An exploratory data analysis was carried out, checking for atypical values and determining the distribution of the continuous quantitative variables using the Shapiro-Wilk test. Descriptive statistics were estimated using the mean and standard deviation (SD) for continuous variables with a normal distribution and the median and interquartile range (IQR) for variables with a biased distribution. In the case of categorical variables, the relative and absolute frequencies were obtained.
Then, survival models were used. These models were used considering that the response variable discontinuing the use of the hearing aid that was measured throughout the follow-up period was therefore related to the time (in months) in which participants stopped using the hearing aid. This technique allowed participants to be incorporated into the study at different times, adjusting to the way in which hearing aids were provided (monthly). This was also useful due to the fact that censure existed. This is because when the study ended, some participants were still using their hearing aids.

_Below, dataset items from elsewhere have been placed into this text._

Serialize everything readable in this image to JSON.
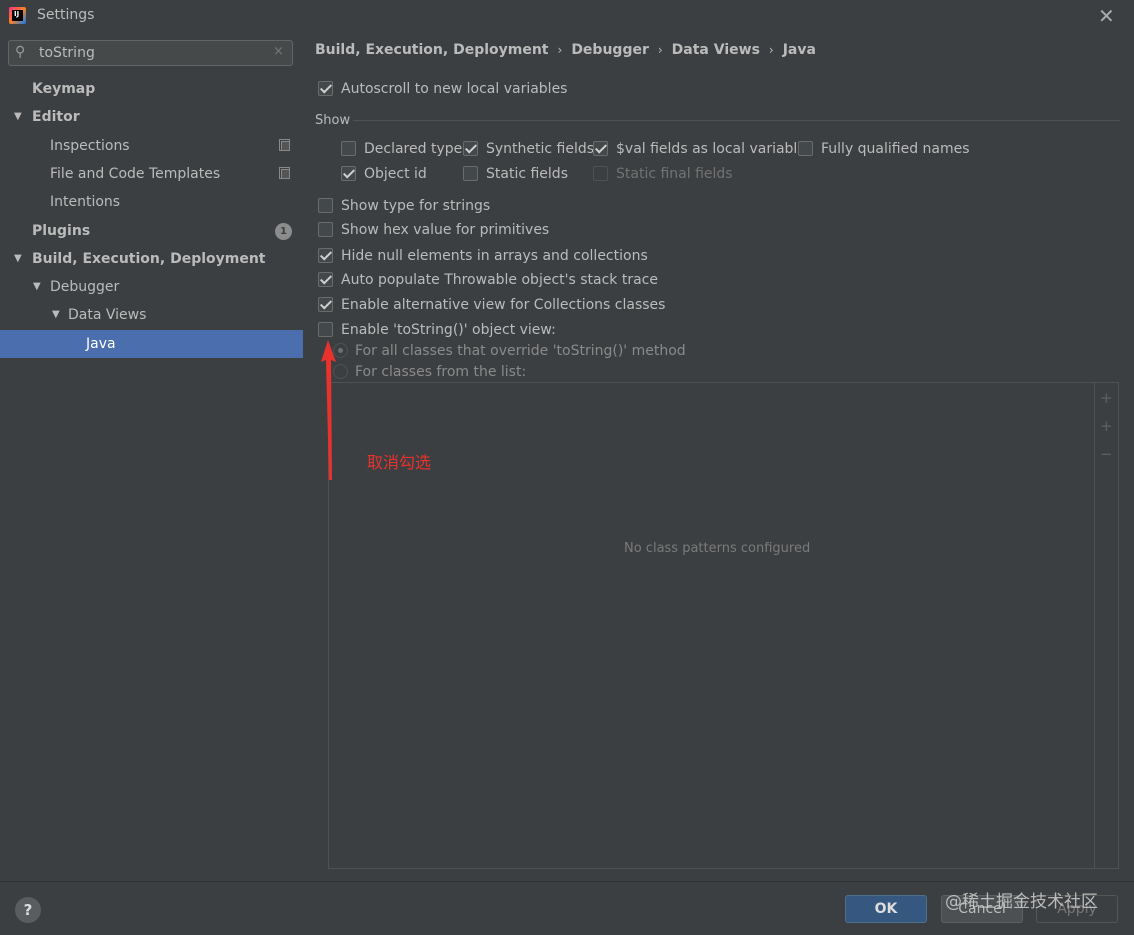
{
  "window": {
    "title": "Settings",
    "close_glyph": "✕"
  },
  "search": {
    "value": "toString",
    "clear_glyph": "×",
    "icon": "search-icon"
  },
  "tree": [
    {
      "label": "Keymap",
      "bold": true
    },
    {
      "label": "Editor",
      "bold": true,
      "expanded": true
    },
    {
      "label": "Inspections"
    },
    {
      "label": "File and Code Templates"
    },
    {
      "label": "Intentions"
    },
    {
      "label": "Plugins",
      "bold": true,
      "badge": "1"
    },
    {
      "label": "Build, Execution, Deployment",
      "bold": true,
      "expanded": true
    },
    {
      "label": "Debugger",
      "expanded": true
    },
    {
      "label": "Data Views",
      "expanded": true
    },
    {
      "label": "Java",
      "selected": true
    }
  ],
  "breadcrumb": [
    "Build, Execution, Deployment",
    "Debugger",
    "Data Views",
    "Java"
  ],
  "breadcrumb_sep": "›",
  "options": {
    "autoscroll": {
      "label": "Autoscroll to new local variables",
      "checked": true
    },
    "show_section": "Show",
    "show_items": {
      "declared_type": {
        "label": "Declared type",
        "checked": false
      },
      "synthetic_fields": {
        "label": "Synthetic fields",
        "checked": true
      },
      "val_fields": {
        "label": "$val fields as local variables",
        "checked": true
      },
      "fully_qualified": {
        "label": "Fully qualified names",
        "checked": false
      },
      "object_id": {
        "label": "Object id",
        "checked": true
      },
      "static_fields": {
        "label": "Static fields",
        "checked": false
      },
      "static_final_fields": {
        "label": "Static final fields",
        "checked": false,
        "disabled": true
      }
    },
    "show_type_strings": {
      "label": "Show type for strings",
      "checked": false
    },
    "show_hex": {
      "label": "Show hex value for primitives",
      "checked": false
    },
    "hide_null": {
      "label": "Hide null elements in arrays and collections",
      "checked": true
    },
    "auto_populate": {
      "label": "Auto populate Throwable object's stack trace",
      "checked": true
    },
    "alt_view": {
      "label": "Enable alternative view for Collections classes",
      "checked": true
    },
    "tostring_view": {
      "label": "Enable 'toString()' object view:",
      "checked": false
    },
    "radio_all": {
      "label": "For all classes that override 'toString()' method",
      "selected": true
    },
    "radio_list": {
      "label": "For classes from the list:",
      "selected": false
    }
  },
  "list": {
    "empty_text": "No class patterns configured",
    "toolbar": [
      "+",
      "+",
      "−"
    ]
  },
  "annotation": {
    "text": "取消勾选",
    "color": "#e8322e"
  },
  "footer": {
    "help": "?",
    "ok": "OK",
    "cancel": "Cancel",
    "apply": "Apply",
    "watermark": "@稀土掘金技术社区"
  },
  "colors": {
    "selection": "#4b6eaf",
    "background": "#3c3f41",
    "ok_button": "#365880"
  }
}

Discontinuing the use of the hearing aid was expressed using metrics of time passing, such as incidence density, and survival and hazard functions. The numerator for the incidence density was the number of people who stopped using the hearing aid during the follow-up period, and its denominator was the sum of the times at risk of doing so, expressed as people-months. This is a way of quantifying the speed of an event’s occurrence – in this case, discontinuing hearing aid use. The survival function was a way of showing the survival distribution for each of the studied variables. On the vertical axis, the probability of continuing to use the hearing aid to a certain point in time (t) was shown. When estimating the hazard function, Flexible Parametric Royston-Parmar Survival Models  were used, given the fact that there was no compliance with the proportionality assumption of the semi-parametric hazard models (Cox’s Proportional Risks) and that estimations are more precise . The change in the hazard of discontinuing hearing aid use (binary outcome) according to the variables of interest (univariate models) adjusted by the covariates (multivariate models) was estimated. Covariates included age, gender, self-perceived state of health, self-perceived hearing problems, satisfaction with the hearing aid and either income or education quintiles. Reparameterization using quartiles or quintiles is a way to detect nonlinear trends in the predictor variables . Quartiles or quintiles were used due to the fact that sample sizes were generated after the overall sample was divided. Grouping in quartiles or quintiles that originated homogeneous sample sizes were chosen.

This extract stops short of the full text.